Bitcoin skeptic Mark Cuban to invest in cryptocurrency fund
Mark Cuban wants in on the cryptocurrency boom even if it turns out he’s right that bitcoin is in a bubble.
“I have always looked at blockchain as a foundation platform from which great applications can be built,” Cuban said in an Aug. 19 email response to questions. “Hopefully we can find a few.”
Runa Capital principal Nick Tomaino was an early employee at the digital currency exchange Coinbase Inc. and runs the cryptocurrency-focused blog The Control. They plan to differentiate 1confirmation from the slew of digital currency hedge funds that have sprung up recently by taking a page from the venture-capital playbook.
Rather than investing in digital tokens through initial coin offerings or in the secondary market, 1confirmation plans to invest from $100,000 to $500,000 in early-stage companies before their ICO, and help those companies develop their product. Once the startup is ready to issue an ICO, the fund hopes to negotiate a discounted price.
It’s a more cautious approach to the frenzy that has consumed the space this year, with startups raising hundreds of millions of dollars in days, or even minutes, with little real business applications besides a white paper and a website. Startups had raised $1.8 billion in ICOs as of last week, according to Coindesk.

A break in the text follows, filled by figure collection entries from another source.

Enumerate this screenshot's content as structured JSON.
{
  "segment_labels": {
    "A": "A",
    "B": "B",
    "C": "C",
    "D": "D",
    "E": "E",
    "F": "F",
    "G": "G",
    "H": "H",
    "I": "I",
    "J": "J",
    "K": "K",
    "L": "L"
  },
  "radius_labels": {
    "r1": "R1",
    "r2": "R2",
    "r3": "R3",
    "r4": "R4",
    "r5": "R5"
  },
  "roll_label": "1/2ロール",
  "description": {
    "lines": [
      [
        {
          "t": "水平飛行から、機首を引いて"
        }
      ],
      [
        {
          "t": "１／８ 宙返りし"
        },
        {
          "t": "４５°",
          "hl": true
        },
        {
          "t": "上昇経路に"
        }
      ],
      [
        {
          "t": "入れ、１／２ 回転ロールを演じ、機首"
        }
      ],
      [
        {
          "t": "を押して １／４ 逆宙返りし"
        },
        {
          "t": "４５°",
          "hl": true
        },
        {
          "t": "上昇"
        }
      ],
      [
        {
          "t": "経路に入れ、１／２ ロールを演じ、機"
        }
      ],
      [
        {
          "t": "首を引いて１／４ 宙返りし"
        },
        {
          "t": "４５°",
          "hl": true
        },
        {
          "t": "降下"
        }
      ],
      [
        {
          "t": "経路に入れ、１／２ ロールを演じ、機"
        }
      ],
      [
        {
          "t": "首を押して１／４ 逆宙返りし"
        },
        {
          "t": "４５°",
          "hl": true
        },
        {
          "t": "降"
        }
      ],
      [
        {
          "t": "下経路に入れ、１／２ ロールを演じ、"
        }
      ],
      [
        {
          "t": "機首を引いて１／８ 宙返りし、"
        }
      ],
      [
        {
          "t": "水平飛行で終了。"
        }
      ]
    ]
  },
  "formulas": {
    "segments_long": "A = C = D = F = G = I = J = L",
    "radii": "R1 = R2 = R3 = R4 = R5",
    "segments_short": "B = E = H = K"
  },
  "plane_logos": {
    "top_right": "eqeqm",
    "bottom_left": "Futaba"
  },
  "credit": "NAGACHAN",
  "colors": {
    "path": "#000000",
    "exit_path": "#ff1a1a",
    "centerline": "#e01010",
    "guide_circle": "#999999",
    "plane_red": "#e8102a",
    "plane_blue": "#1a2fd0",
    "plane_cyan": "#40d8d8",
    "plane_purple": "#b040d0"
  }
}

The fund will focus investments in projects that help developers build decentralized applications, rather than those aimed at end users, on the belief that the sector isn’t mature enough for blockchain applications to be adopted on a mass scale.
A number of funds focused on blockchain companies and their tokens have opened in the past year as bitcoin’s price more than tripled and cryptocurrencies’ market capitalization surpassed $100 billion. Polychain Capital, founded by another Coinbase alum, Blockchain Capital and Pantera Capital are some examples.
Cuban, who is a majority owner of the Dallas Mavericks basketball team and star of the startup investing theme show "Shark Tank," tweeted in June that bitcoin was in a bubble, causing the cryptocurrency to drop in price. Cuban says that’s beside the point given the developing underlying technology.
1Confirmation would be Cuban’s second foray into cryptocurrencies; he also plans to invest in tokens sold by his portfolio company Unikrn. Cuban says he plans to invest on a third crypto-related project in the future, as well as potentially buying cryptocurrencies, which he doesn’t currently own.
“It’s hard to establish any intrinsic value for bitcoin or any of the the cryptocurrencies. If everyone continues to tell their grandparents, cousins and co-workers to buy, the price can go a lot higher as there is a definable, finite amount, but if the number of buyers dry up or there are a few massive sellers we could see under $1,000 again,” Cuban said. “None of this has anything to do with the applications that can be built with blockchain. The question is whether great companies can be financed and built, and I think the answer is yes.”